# Harp Glissandi using Kontakt



## Rick (Jul 21, 2010)

I'm a newbie, so be kind.
Use keys in a live theatrical setting.

Have attempted to utilize the Harp glissando scripting in K3 and find that it doesn't provide what I need or perhaps I'm doing it incorrectly.

Here's the standard situation.
On a Keyboard book it will have standard two hand harp articulations and occassionally will ask for odd glissando during the piece.
Example a (Gb7 b5) and then a couple of bars later an E7.
Need to be able to configure contact via keyswitch or controller to switch between gliss and normal mode.
So lets say a setup of:

Normal Harp
Gb7b5 Gliss (K3 doesn't appear to have this as an option for scales)
E7 Gliss

This is a very quick piece, no time to change patches back and forth. 

In any case, I generally find that the composers I'm working with are asking for extended scales and need to know how to set those up for glisses.

Thanks for any help.


----------



## BleedingEdgeProductions (Aug 23, 2010)

Hi Rick,

I use Kontakt live on a lot of shows.
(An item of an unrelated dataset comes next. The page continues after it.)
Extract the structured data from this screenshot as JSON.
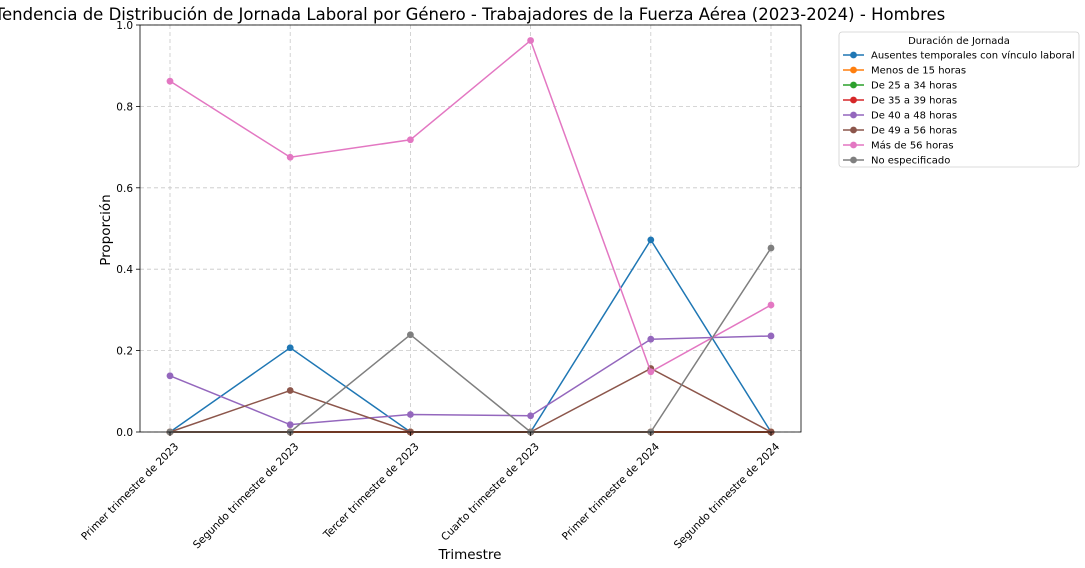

Are you only playing the harp chair, or are you using one of the keys books?

If you are using a keys chair, and are using Kontakt in a live host (ie Mainstage or Brainspawn Forte), then the easiest solution is to create separate programs for whatever gliss scales you need (write a virtual 'harp pedal' script for example) and load them into a bank. So, you could have a harp bank with the programs:

- Harp
- Harp_Gb7b5
- Harp_E7
- Etc.

And chain up scenes in the VST host with patch changes for that bank.

Embedding the tunings in a program and using scenes also eliminates the danger of another player (if you were taken ill for example) not understanding how to implement a certain controller you may have set up.

Hope that helps a little.


----------